Long looked up, frowning. "It’s customary to allow free use of personal video sets."

"Within reason," retorted Rioz.

Their eyes met challengingly. Rioz had the rangy body, the gaunt, cheek-sunken face that was almost the hallmark of the Martian Scavenger, those Spacers who patiently haunted the space routes between Earth and Mars Pcrte blue eyes were set keenly in the brown, lined face which, in turn, stood darkly out against the white surrounding syntho-fur that lined the upturned collar of his leathtic space jacket.

Long was altogether paler and softer. He bore some of the marks of the Grounder, although no second-generation Martian could be a Grounder in the sense that Earthmen were. His own collar was thrown back and his dark brown hair freely exposed.

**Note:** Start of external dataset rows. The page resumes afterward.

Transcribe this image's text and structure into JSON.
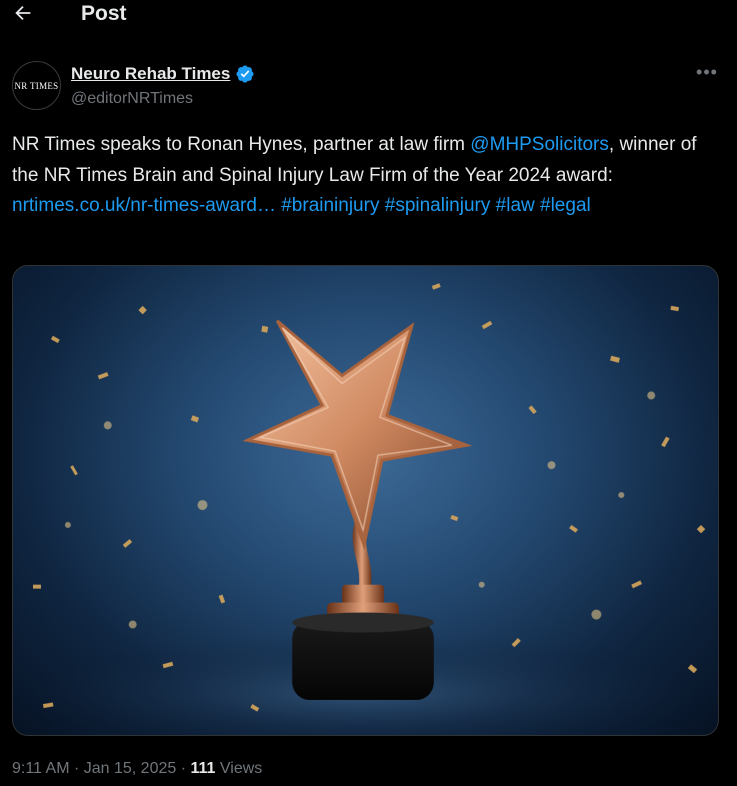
{
  "header": {
    "title": "Post",
    "back_icon": "arrow-left-icon"
  },
  "author": {
    "avatar_text": "NR TIMES",
    "display_name": "Neuro Rehab Times",
    "handle": "@editorNRTimes",
    "verified": true,
    "verified_color": "#1d9bf0"
  },
  "tweet": {
    "text_1": "NR Times speaks to Ronan Hynes, partner at law firm ",
    "mention": "@MHPSolicitors",
    "text_2": ", winner of the NR Times Brain and Spinal Injury Law Firm of  the Year 2024 award: ",
    "link": "nrtimes.co.uk/nr-times-award…",
    "hashtags": [
      "#braininjury",
      "#spinalinjury",
      "#law",
      "#legal"
    ],
    "link_color": "#1d9bf0"
  },
  "media": {
    "description_icon": "award-star-trophy-image"
  },
  "meta": {
    "time": "9:11 AM",
    "separator": "·",
    "date": "Jan 15, 2025",
    "views_count": "111",
    "views_label": "Views"
  }
}
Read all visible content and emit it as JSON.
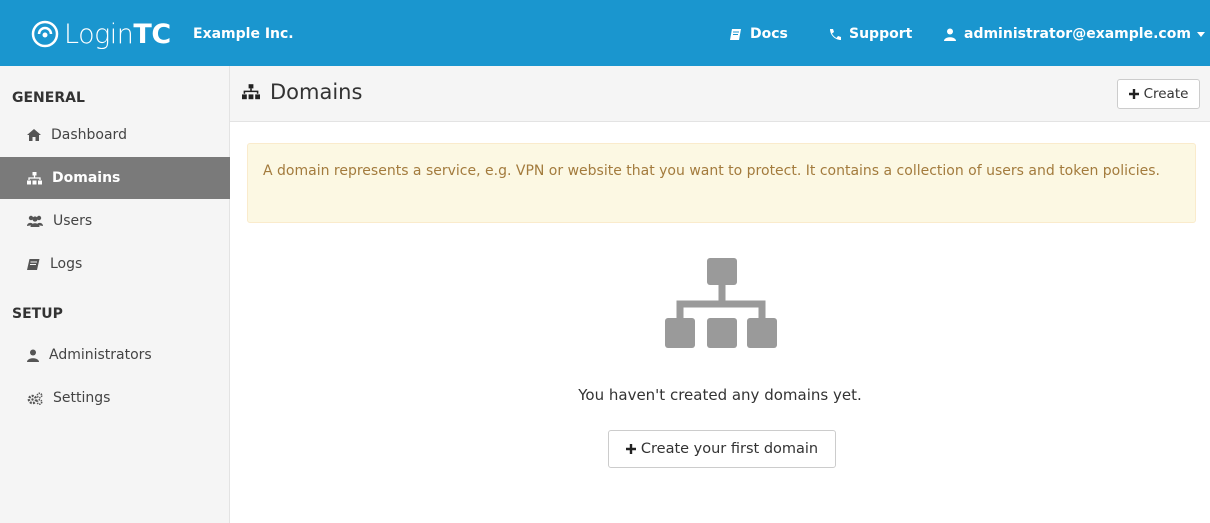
{
  "app": {
    "logo_prefix": "Login",
    "logo_suffix": "TC",
    "company": "Example Inc."
  },
  "topnav": {
    "docs": "Docs",
    "support": "Support",
    "user": "administrator@example.com"
  },
  "sidebar": {
    "sections": [
      {
        "heading": "GENERAL"
      },
      {
        "heading": "SETUP"
      }
    ],
    "items": [
      {
        "label": "Dashboard",
        "icon": "home-icon"
      },
      {
        "label": "Domains",
        "icon": "sitemap-icon",
        "active": true
      },
      {
        "label": "Users",
        "icon": "users-icon"
      },
      {
        "label": "Logs",
        "icon": "book-icon"
      },
      {
        "label": "Administrators",
        "icon": "user-icon"
      },
      {
        "label": "Settings",
        "icon": "cogs-icon"
      }
    ]
  },
  "header": {
    "title": "Domains",
    "create_label": "Create"
  },
  "main": {
    "alert": "A domain represents a service, e.g. VPN or website that you want to protect. It contains a collection of users and token policies.",
    "empty_text": "You haven't created any domains yet.",
    "create_first_label": "Create your first domain"
  },
  "colors": {
    "topbar": "#1a96cf",
    "sidebar_active": "#7a7a7a",
    "alert_bg": "#fcf8e3",
    "alert_text": "#a37b3d"
  }
}
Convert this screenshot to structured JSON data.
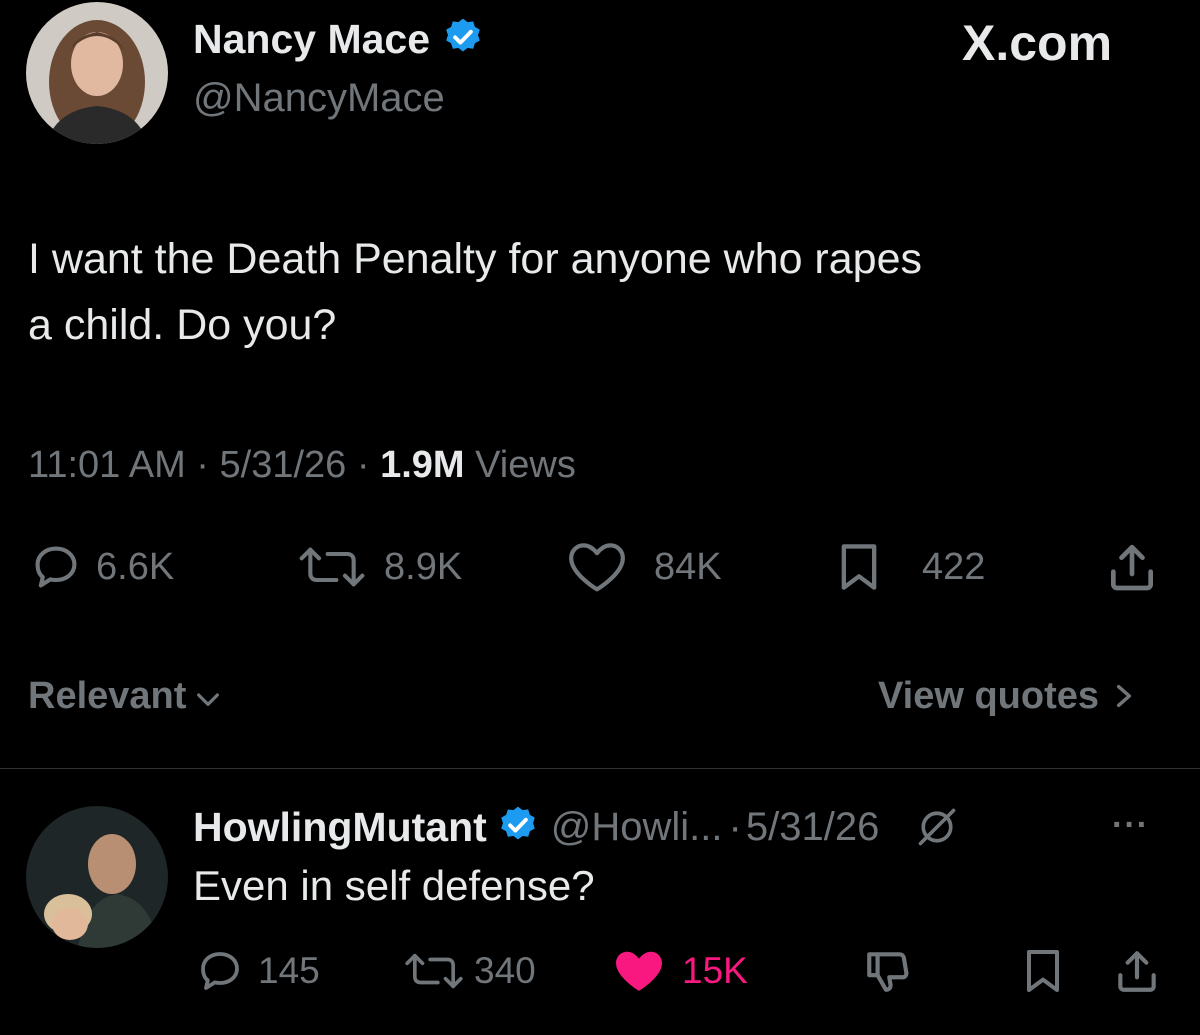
{
  "watermark": "X.com",
  "tweet": {
    "author_name": "Nancy Mace",
    "author_handle": "@NancyMace",
    "text_line1": "I want the Death Penalty for anyone who rapes",
    "text_line2": "a child. Do you?",
    "time": "11:01 AM",
    "sep": "·",
    "date": "5/31/26",
    "views_count": "1.9M",
    "views_label": "Views",
    "replies": "6.6K",
    "reposts": "8.9K",
    "likes": "84K",
    "bookmarks": "422"
  },
  "sort": {
    "label": "Relevant",
    "chevron": "chevron-down-icon",
    "quotes_label": "View quotes",
    "quotes_chevron": ">"
  },
  "reply": {
    "author_name": "HowlingMutant",
    "author_handle": "@Howli...",
    "sep": "·",
    "date": "5/31/26",
    "text": "Even in self defense?",
    "replies": "145",
    "reposts": "340",
    "likes": "15K",
    "more": "···"
  },
  "colors": {
    "background": "#000000",
    "verified": "#1d9bf0",
    "like_active": "#f91880",
    "muted": "#71767b"
  }
}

"What do you call within reason?" demanded Long.

Rioz’s thin lips grew thinner. He said, "Considering that we’re not even going to make expenses this trip, the way it looks, any power drain at all is outside reason."

Long said, "If we’re losing money, hadn’t you better get back to your post? It’s your watch."

Rioz grunted and ran a thumb and forefinger over the stubble on his chin. He got up and trudged to the door, his soft, heavy boots muting the sound of his steps. He paused to look at the thermostat, then turned with a flare of fury.

"I thought it was bot. Where do you think you are?"

Long said, "Forty degrees isn’t excessive."

"For you it isn’t, maybe. But this is space, not a heated office at the iron mines." Rioz swung the thermostat control down to minimum with a quick thumb movement. "Sun’s warm enough."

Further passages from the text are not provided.